Every team I've worked with eventually ships a "graceful" fallback path. The intent is honest: when the primary path is unhealthy, route around it, return a cached value, drop a feature, anything to keep the user from seeing a blank page. The implementation is usually small — a few hundred lines, an extra timeout, a circuit breaker.
And then, twelve months later, the fallback is the only path anyone trusts.
The pattern
The slide is always the same. A sharp, easy-to-spot incident in month one — the fallback fires, the team praises itself, the postmortem ships. Then the fallback fires again, this time for a reason no one can immediately explain. It works, so the on-call moves on. Six weeks later it's firing daily. Eight weeks later it's firing during deploys. By month nine the team has built tooling to monitor the fallback, not the primary.
You've now built a second system, with second-class observability, that runs in production more often than the one you intended to ship. Your happy path has withered.
Why it happens
Three forces, all rational:
- The fallback is cheap to extend. It already returns "something". Adding a small caveat is one PR.

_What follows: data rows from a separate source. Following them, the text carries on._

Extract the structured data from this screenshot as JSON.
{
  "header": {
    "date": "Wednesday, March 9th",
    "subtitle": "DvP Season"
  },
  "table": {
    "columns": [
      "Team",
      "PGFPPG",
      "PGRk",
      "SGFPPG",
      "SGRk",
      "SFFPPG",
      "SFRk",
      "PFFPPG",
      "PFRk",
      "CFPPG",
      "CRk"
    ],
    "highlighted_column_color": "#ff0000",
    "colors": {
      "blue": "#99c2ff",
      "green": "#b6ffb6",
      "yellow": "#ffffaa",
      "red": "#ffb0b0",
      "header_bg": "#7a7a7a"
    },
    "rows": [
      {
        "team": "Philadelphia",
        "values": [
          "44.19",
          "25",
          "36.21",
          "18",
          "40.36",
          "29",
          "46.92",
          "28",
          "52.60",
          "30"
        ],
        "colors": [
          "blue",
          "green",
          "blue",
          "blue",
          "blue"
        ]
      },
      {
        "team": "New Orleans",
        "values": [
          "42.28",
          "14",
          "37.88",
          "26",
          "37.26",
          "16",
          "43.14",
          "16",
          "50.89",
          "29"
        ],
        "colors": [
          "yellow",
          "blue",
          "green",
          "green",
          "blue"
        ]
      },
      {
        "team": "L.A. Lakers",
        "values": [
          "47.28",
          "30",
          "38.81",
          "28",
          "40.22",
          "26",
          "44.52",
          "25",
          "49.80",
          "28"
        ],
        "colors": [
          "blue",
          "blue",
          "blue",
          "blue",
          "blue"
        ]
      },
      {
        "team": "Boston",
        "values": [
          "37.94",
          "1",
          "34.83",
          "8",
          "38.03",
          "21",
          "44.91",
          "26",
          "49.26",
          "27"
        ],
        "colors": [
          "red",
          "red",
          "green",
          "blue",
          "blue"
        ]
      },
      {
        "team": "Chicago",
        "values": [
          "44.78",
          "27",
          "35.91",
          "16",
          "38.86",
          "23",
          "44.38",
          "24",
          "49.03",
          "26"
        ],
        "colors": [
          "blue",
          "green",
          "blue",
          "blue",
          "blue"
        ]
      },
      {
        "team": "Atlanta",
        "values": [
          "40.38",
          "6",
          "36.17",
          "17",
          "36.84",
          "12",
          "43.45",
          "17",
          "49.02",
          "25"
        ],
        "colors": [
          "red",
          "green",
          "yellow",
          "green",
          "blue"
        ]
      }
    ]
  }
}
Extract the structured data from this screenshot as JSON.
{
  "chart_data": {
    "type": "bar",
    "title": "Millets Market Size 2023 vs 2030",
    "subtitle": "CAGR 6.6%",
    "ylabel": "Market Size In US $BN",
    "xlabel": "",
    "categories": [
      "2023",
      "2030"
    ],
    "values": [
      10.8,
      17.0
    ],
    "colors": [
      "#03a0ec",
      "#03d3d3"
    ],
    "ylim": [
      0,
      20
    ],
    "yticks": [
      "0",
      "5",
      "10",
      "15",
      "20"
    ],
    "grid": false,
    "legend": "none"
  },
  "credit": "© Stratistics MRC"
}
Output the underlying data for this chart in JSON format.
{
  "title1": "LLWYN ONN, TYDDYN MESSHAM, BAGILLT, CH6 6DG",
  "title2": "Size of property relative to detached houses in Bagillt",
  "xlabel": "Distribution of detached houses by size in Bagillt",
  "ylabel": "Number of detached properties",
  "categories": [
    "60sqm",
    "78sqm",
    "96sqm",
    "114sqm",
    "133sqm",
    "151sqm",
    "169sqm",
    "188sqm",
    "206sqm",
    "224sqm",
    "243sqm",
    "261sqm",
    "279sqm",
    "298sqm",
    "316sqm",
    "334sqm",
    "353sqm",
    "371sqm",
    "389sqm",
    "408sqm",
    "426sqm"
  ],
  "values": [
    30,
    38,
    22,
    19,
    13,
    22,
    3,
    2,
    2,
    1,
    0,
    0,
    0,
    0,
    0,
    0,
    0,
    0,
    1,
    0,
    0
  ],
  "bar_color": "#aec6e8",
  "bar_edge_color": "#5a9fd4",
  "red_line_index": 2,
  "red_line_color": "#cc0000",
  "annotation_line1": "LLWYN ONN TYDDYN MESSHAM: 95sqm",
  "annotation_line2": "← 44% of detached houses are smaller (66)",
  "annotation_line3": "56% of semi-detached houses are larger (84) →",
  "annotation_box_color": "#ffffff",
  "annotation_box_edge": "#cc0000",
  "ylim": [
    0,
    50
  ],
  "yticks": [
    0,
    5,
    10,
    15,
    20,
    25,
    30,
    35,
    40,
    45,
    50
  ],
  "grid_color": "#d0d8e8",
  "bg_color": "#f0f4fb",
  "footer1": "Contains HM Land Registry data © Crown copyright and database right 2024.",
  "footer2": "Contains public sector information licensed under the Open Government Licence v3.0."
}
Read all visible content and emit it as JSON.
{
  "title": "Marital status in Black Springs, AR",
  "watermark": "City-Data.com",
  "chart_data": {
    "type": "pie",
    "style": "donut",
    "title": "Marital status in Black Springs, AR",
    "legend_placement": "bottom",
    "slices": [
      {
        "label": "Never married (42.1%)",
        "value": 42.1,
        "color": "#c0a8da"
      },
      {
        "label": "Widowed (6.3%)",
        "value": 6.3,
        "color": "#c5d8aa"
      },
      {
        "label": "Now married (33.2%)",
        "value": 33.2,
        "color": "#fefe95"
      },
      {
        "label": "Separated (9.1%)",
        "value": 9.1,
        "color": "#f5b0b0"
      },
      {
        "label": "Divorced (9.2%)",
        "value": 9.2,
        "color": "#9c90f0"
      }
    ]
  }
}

- The fallback owns the incident. When it fires, the on-call sees it. The primary path silently doing fine doesn't get a Slack ping.
- The fallback is forgiving. Latency budgets, freshness, consistency — all a notch lower. Engineers naturally prefer the codepath that doesn't punish them.
What I do now
Two architectural choices, made early, that have stopped this for me:
- Treat the fallback as a separate product. Different SLO, different dashboards, different on-call rotation if you can afford it. If it's worth shipping, it's worth owning.
- Alert when the fallback ratio creeps up. Not when it fires — that's noisy. When the rolling 7-day ratio of fallback-served requests exceeds, say, 1%. That's the early warning that the primary is rotting.
"A graceful degradation is a contract with your future self. Read the contract."
None of this is novel. It's just hard to do when the fallback is winning every postmortem.